Dan, benar saja. diriku juga tidak mau jadi MKM dan DLP
setelah masuk 2 stase ini, tapi GUE SUKA BANGET ILMUNYA. Apalagi IKM. Ngurusin
kesehatan masyarakat tuh keren banget. Kaya lihat dunia kesehatan dari atas
awan. Ilmu famed juga holistic, karena memanusiakan pasien. Tapi membuat saya
jadi gamau terjun kesana. Bukan karena pandangan yang masih miring tentang
dokter layanan primer ataupun ilmu preventive medicine yang masih sedikit
peminat. Justru karena itu saya mau menyelami 2 ilmu ini. Tapi sayang aja,
kalau Cuma menyelami 2 ilmu ini. Kebanyakan ahli kesehatan masyarakat gak tau
gimana susahnya keluar dari lingkaran setan kesehatan, gimana sedihnya nanganin
pasien bpjs, gimana menderitanya dokter-dokter yang jadi ujung tombak, tapi
disatu sisi klinisi juga gak tau gimana susahnya bikin lingkaran malaikat dan
menyatukan semua ide serta melawan kepentingan kepentingan yang gak penting. Karena ga berarti dengan menyelami 2 ilmu ini
cita-cita jadi klinisi pupus. Ya, walaupun gak tau juga nantinya kalau ternyata
takdir benar-benar membawa saya harus jadi seorang MKM hahaha.
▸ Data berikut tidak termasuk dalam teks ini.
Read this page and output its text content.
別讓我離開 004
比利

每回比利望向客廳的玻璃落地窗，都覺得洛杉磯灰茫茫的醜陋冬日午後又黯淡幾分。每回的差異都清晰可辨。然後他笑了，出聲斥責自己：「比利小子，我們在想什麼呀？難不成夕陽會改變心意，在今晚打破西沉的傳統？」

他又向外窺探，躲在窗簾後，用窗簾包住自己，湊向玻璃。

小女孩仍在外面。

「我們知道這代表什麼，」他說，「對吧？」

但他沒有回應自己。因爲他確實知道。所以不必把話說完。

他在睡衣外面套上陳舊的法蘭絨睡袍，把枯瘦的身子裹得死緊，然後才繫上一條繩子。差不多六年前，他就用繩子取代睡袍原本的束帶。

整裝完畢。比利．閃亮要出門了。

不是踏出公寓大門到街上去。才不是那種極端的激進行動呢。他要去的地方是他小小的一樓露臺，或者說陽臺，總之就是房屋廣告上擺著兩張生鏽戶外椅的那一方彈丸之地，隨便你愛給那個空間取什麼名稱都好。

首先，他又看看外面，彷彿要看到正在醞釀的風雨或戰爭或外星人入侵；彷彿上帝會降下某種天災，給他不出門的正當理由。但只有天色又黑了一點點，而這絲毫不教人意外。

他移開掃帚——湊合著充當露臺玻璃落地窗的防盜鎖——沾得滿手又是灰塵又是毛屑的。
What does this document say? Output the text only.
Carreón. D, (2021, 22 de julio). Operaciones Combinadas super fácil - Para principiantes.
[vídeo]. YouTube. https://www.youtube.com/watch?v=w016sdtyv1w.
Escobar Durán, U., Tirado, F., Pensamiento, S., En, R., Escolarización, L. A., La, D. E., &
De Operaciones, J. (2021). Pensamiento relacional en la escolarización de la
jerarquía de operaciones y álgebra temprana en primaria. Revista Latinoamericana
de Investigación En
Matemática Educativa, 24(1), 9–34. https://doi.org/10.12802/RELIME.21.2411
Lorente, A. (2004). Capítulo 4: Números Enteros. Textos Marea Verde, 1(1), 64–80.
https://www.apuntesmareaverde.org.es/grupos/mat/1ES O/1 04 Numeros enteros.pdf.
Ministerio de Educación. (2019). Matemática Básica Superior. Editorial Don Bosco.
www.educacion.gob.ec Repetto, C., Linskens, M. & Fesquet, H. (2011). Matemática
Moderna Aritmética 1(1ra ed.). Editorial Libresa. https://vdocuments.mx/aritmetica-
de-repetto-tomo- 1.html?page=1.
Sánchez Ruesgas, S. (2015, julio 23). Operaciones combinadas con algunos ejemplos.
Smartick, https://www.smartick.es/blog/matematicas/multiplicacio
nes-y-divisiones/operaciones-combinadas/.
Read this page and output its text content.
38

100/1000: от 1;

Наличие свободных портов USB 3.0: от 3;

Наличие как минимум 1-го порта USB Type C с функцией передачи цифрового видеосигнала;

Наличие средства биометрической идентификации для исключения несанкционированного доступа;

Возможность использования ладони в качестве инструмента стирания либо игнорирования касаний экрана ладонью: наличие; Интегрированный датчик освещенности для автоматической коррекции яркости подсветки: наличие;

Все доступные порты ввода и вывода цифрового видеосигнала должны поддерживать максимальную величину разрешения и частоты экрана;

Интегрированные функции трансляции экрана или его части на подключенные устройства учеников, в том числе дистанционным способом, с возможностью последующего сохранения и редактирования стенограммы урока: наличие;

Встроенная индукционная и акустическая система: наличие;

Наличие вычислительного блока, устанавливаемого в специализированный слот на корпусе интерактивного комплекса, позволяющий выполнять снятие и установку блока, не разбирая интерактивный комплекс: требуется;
Yang bikin suka dengan ilmu kesehatan masyarakat karena ini
berbicara masalah kemaslahatan umat. Politik dan ideologi, 2 ilmu yang memperngaruhi
kesehatan individu dan masyarakat. Dua ilmu yang saya suka banget kalau
ngeliatin ngedengerin dan diajakin diskusi masalah beginian walaupun ilmunya
masih jauh di dalam palung laut. Bukan mau sok-sokan jadi politisi dan
komentator. Tapi keren ajaa.. yhaaa salah fokus deh wkwk.
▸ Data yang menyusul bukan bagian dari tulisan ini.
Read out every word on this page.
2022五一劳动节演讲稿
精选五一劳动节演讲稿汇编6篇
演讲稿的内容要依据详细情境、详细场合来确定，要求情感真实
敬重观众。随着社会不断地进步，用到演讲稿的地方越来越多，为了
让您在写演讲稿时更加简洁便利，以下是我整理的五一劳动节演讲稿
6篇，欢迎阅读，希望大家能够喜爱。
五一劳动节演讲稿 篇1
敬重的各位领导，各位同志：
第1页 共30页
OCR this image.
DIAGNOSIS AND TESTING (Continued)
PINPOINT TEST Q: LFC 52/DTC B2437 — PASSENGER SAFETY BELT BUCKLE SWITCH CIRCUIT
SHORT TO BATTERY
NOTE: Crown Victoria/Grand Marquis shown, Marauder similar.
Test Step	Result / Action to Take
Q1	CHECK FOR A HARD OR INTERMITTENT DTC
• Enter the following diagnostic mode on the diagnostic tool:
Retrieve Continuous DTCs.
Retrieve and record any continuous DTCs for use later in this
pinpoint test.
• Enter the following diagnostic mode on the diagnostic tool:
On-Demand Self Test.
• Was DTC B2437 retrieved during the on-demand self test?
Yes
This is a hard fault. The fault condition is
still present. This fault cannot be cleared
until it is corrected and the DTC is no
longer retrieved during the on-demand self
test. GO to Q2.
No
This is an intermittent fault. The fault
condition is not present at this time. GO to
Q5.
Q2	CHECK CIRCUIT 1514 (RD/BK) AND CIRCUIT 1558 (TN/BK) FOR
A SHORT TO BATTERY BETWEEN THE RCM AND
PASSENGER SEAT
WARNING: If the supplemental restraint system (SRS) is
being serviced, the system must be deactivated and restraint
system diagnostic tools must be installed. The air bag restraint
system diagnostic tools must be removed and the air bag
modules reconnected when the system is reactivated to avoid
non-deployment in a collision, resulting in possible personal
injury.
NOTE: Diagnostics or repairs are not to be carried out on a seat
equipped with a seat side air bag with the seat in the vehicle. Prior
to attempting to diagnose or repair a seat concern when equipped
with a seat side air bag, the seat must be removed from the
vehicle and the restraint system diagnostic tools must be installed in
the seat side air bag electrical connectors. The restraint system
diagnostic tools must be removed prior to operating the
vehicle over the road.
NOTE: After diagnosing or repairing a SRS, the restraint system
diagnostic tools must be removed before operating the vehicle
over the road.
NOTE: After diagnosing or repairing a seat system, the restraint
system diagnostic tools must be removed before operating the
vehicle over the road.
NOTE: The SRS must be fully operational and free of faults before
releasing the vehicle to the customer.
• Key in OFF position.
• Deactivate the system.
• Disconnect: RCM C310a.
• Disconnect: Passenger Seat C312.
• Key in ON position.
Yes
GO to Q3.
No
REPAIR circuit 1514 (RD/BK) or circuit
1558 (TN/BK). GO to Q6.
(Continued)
Well, dulu… dulu… waktu masih aktif di profhubal, saya amat
disayangkan sama temen-temen karena gak ikutan ngewawancara salah seorang
dokter keren. Dokter tersebut adalah satu-satunya dokter dari Indonesia, alumni
unpad, yang jadi kandidat PhD dari Harvard. Waktu itu, beliau lagi pulang dan
kebetulan saya juga ada kegiatan yang gak bisa ditinggal sehingga saya Cuma bisa
lihat fotonya aja dan kepoin facebooknya disaat orang-orang menggali pengalaman
hidup beliau. tapi menurutku, ada hal yang lebih penting dari pada tahu pengalaman
hidup orang sukses, yaitu mengetahui pemikiran beliau. dan saya dapatkan itu
saat di ikm karena Allah mempertemukan saya untuk jadi anak perseptorannya pas
stase IKM. Memang da best rencana Nya.
Selain itu saya juga jadi makin deket sama teman-teman
kelompok 5. Hamdalah.
Cerita ujian juga gak pernah kehilangan tempat. Apalagi pas
ujian famed. Sebelum ujiannya aja hamba harus diuji dulu dengan ban yang
tiba-tiba meletus di jalan. Gimana gak dek-dekan takut telat ujian dan gak
lulus karena ban, kan sedih. Setelah berhasil melewati ujian itu, harus diuji
lagi dengan bersabar nungguin pengujinya selesai dengan urusannya, sampai jadi
orang terakhir yang diuji. Apalagi diujinya sama ‘dewa langit’ ikm. Eh ternyata
pengujinya diganti, dan bukan oleh dokter yang lebih baik sih, tapi sama sama
dewa langit ikm yang angka mortalitasnya tinggi (re: banyak menidakluluskan
koas).
Dengan berhasilnya melewati 2 stase penih drama dan prahara
rumah tangga, akhirnya setengah perjalanan koas saya seudah lewat. Terharu. Bersyukur.
Saya masih hidup sampai detik ini dengan pengaharapan-pengharapan. Saya tahu,
betapa saya dan teman-teman punya ujian masing-masing yang harus dilewati saat
koas. Betapa banyak keringat, cerita, dan keputus-asaan yang harus dilewati. Tapi,
ngelihat kakak-kakak tingkat kami yang lulus saat kami stase ini, kami jadi
semangat. Bisa kok, bisa. Kakak-kakak kami buktinya. Pingin segera pasang wajah
bahagia seperti yang mereka punya.
“Had, 38 minggu lagi kamu giliran kamu!” antara sedih gak
koas lagi (bohong), bahagia karena garis finish terlihat, takut gak lulus karena
batu sandungan, ataupun khawatir karena sebentar lagi jadi dokter tapi masih
banyak begonya. Gak papa. Biarkan perjalanan koas ini yang menjawab “had, 38
minggu lagi giliran kamu”.
Dan sekarang, jadi 37 -36 minggu lagi.